Tags: Healthcare Reform | Obamacare | healthcare | state | websites

Five Obamacare State Sites May Cost Millions to Fix or Abandon

By Melanie Batley   |   Wednesday, 04 Jun 2014 08:40 AM

Five states that launched their own Obamacare marketplaces may need to spend as much as $240 million to fix their faltering sites or close them entirely and switch to the federal marketplace, according to an analysis by The Wall Street Journal.

Maryland, Massachusetts, Minnesota, Nevada, and Oregon could be using state funds, remaining federal grants or request new funds from the federal government, prompting debates among state lawmakers about public spending priorities.

GOP lawmakers in Washington say they don't want another dollar spent on the failing systems, which in total have already been given $700 million in taxpayer funds.

"I don't think more money will solve the problem," Wyoming GOP Sen. John Barrasso told the Journal. "We should stop the bleeding."

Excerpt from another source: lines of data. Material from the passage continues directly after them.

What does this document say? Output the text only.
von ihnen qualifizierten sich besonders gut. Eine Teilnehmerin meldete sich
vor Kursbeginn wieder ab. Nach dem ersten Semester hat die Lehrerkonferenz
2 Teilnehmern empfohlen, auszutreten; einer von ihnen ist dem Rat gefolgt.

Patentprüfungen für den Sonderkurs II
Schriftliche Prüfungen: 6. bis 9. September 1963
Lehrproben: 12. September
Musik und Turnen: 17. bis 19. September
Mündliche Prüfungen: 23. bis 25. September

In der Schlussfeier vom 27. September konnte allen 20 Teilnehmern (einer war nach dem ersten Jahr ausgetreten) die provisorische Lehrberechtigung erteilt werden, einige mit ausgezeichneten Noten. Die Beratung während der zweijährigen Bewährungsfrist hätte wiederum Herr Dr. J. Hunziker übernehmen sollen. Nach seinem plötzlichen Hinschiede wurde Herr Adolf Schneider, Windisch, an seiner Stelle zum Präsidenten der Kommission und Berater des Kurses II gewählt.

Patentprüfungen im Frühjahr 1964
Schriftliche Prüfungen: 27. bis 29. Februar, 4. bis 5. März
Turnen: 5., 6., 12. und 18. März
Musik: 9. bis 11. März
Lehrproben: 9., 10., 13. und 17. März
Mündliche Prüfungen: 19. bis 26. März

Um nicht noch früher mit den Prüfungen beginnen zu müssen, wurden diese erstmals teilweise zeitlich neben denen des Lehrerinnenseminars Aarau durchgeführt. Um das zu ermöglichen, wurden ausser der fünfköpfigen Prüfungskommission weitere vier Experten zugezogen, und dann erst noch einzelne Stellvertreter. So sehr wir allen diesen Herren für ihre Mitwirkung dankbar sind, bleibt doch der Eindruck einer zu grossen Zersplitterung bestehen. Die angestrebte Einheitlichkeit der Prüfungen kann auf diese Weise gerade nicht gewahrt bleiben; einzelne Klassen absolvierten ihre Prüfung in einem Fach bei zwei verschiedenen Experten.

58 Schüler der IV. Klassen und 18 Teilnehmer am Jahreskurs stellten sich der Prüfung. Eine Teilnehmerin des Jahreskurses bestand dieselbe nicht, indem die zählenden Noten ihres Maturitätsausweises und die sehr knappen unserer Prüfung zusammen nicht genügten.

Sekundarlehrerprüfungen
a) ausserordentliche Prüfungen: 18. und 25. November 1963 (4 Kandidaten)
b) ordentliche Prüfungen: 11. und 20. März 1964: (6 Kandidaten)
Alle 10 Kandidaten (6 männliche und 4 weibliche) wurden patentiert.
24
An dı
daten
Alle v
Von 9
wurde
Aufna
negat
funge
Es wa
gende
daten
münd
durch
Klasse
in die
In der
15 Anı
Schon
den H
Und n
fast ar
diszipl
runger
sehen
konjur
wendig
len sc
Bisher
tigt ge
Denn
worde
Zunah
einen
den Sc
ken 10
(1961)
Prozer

Oregon has already been allocated $225 million of federal funds for Covered Oregon, which is on the brink of collapse. It would take another $41 million to upgrade the exchange or migrate to HealthCare.gov, according to Journal estimates.

Minnesota has spent or been allocated $141 million for its exchange and may need about $5 million more. Massachusetts was given close to $135 million and would need another $121 million to stay afloat or switch over.

Maryland had $118 million in federal funds for its faltering exchange and may need another $40 million or $50 million to make things right, while Nevada received $52 million and might need another $25 million, the figures show.

Democrats are sensitive to the political implications of the options facing these states: closures of state exchanges could confirm GOP criticism of Obamacare failures, while spending more federal funds on failing systems could also make Democrats vulnerable to political attacks in an election year.

"We are supporting states' efforts to operate marketplaces that work for consumers and taxpayers in the most cost-effective ways possible," Aaron Albright, spokesman for the Centers for Medicare & Medicaid Services, told the Journal.

"We are closely monitoring how grant money is being spent and working to ensure that all consumers can gain new health coverage options offered in the marketplaces."

In total, 14 states built their own exchanges for 2014 using an estimated $4.7 billion in federal funds. The healthcare law stipulates that state marketplaces must financially sustain themselves after their first start-up year and would not allow grant requests for 2015.